Ok, this is just one relatively small trial. So the main thing we can conclude about the trial evidence on hydroxychloroquine combined with zinc is that it is extremely limited, really too limited to draw any firm conclusions. However, there is no signal of benefit in the one trial that has published results.

Two observational studies, both carried out in New York (Carlucci et al. and Derwan et al.), appear to show promising results in patients treated with a combination of hydroxychloroquine, zinc, and azithromycin. The first, involving 932 paitents, showed a 55% reduction in relative risk of death among those getting zinc in addition to hydroxychloroquine and azithromycin, as compared with those just getting hydroxychloroquine and azithromycin. The second, involving 518 patients, showed an 80% reduction in relative risk of death among those getting the full triple therapy, when compared with a reference sample that didn’t get any of the drugs.
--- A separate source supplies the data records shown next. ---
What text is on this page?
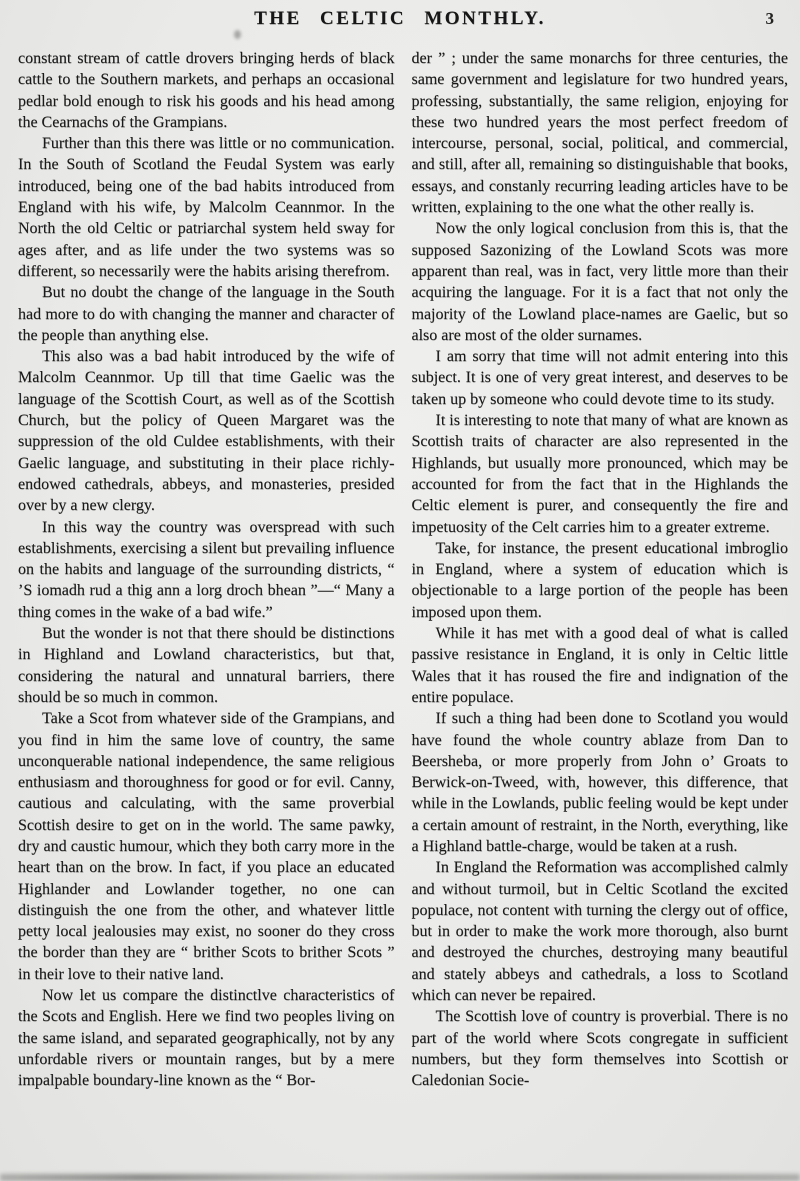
THE CELTIC MONTHLY.	3

constant stream of cattle drovers bringing herds of black cattle to the Southern markets, and perhaps an occasional pedlar bold enough to risk his goods and his head among the Cearnachs of the Grampians.

Further than this there was little or no communication. In the South of Scotland the Feudal System was early introduced, being one of the bad habits introduced from England with his wife, by Malcolm Ceannmor. In the North the old Celtic or patriarchal system held sway for ages after, and as life under the two systems was so different, so necessarily were the habits arising therefrom.

But no doubt the change of the language in the South had more to do with changing the manner and character of the people than anything else.

This also was a bad habit introduced by the wife of Malcolm Ceannmor. Up till that time Gaelic was the language of the Scottish Court, as well as of the Scottish Church, but the policy of Queen Margaret was the suppression of the old Culdee establishments, with their Gaelic language, and substituting in their place richly-endowed cathedrals, abbeys, and monasteries, presided over by a new clergy.

In this way the country was overspread with such establishments, exercising a silent but prevailing influence on the habits and language of the surrounding districts, “ ’S iomadh rud a thig ann a lorg droch bhean ”—“ Many a thing comes in the wake of a bad wife.”

But the wonder is not that there should be distinctions in Highland and Lowland characteristics, but that, considering the natural and unnatural barriers, there should be so much in common.

Take a Scot from whatever side of the Grampians, and you find in him the same love of country, the same unconquerable national independence, the same religious enthusiasm and thoroughness for good or for evil. Canny, cautious and calculating, with the same proverbial Scottish desire to get on in the world. The same pawky, dry and caustic humour, which they both carry more in the heart than on the brow. In fact, if you place an educated Highlander and Lowlander together, no one can distinguish the one from the other, and whatever little petty local jealousies may exist, no sooner do they cross the border than they are “ brither Scots to brither Scots ” in their love to their native land.

Now let us compare the distinctlve characteristics of the Scots and English. Here we find two peoples living on the same island, and separated geographically, not by any unfordable rivers or mountain ranges, but by a mere impalpable boundary-line known as the “ Bor-

der ” ; under the same monarchs for three centuries, the same government and legislature for two hundred years, professing, substantially, the same religion, enjoying for these two hundred years the most perfect freedom of intercourse, personal, social, political, and commercial, and still, after all, remaining so distinguishable that books, essays, and constanly recurring leading articles have to be written, explaining to the one what the other really is.

Now the only logical conclusion from this is, that the supposed Sazonizing of the Lowland Scots was more apparent than real, was in fact, very little more than their acquiring the language. For it is a fact that not only the majority of the Lowland place-names are Gaelic, but so also are most of the older surnames.

I am sorry that time will not admit entering into this subject. It is one of very great interest, and deserves to be taken up by someone who could devote time to its study.

It is interesting to note that many of what are known as Scottish traits of character are also represented in the Highlands, but usually more pronounced, which may be accounted for from the fact that in the Highlands the Celtic element is purer, and consequently the fire and impetuosity of the Celt carries him to a greater extreme.

Take, for instance, the present educational imbroglio in England, where a system of education which is objectionable to a large portion of the people has been imposed upon them.

While it has met with a good deal of what is called passive resistance in England, it is only in Celtic little Wales that it has roused the fire and indignation of the entire populace.

If such a thing had been done to Scotland you would have found the whole country ablaze from Dan to Beersheba, or more properly from John o’ Groats to Berwick-on-Tweed, with, however, this difference, that while in the Lowlands, public feeling would be kept under a certain amount of restraint, in the North, everything, like a Highland battle-charge, would be taken at a rush.

In England the Reformation was accomplished calmly and without turmoil, but in Celtic Scotland the excited populace, not content with turning the clergy out of office, but in order to make the work more thorough, also burnt and destroyed the churches, destroying many beautiful and stately abbeys and cathedrals, a loss to Scotland which can never be repaired.

The Scottish love of country is proverbial. There is no part of the world where Scots congregate in sufficient numbers, but they form themselves into Scottish or Caledonian Socie-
That seems impressive. However, these are low quality observational studies that are seriously limited by the methodology used. The scope for confounding effects is huge. Therefore, these studies should be considered exploratory and hypothesis generating. They certainly should not be considered evidence of any cause and effect relationship.

Ok, let’s wrap this up. What can we conclude from all these studies?

The evidence that exists at the present point in time does not support the use of hydroxychloroquine as a treatment for covid. There is a signal that hydroxychloroquine could potentially decrease the risk of serious illness when given within three days of symptom onset, but there still isn’t enough trial data available to know whether that signal is real or not.

There is also a signal from observational studies that triple therapy consisting of hydroxychloroquine, zinc, and azithromycin is effective against covid, but no randomized trials have yet been done of the triple therapy that can corroborate that effect. The trials that have so far been published that looked at hydroxychloroquine in combination with azithromycin, and hydroxychloroquine in combination with zinc, have failed to show any benefit.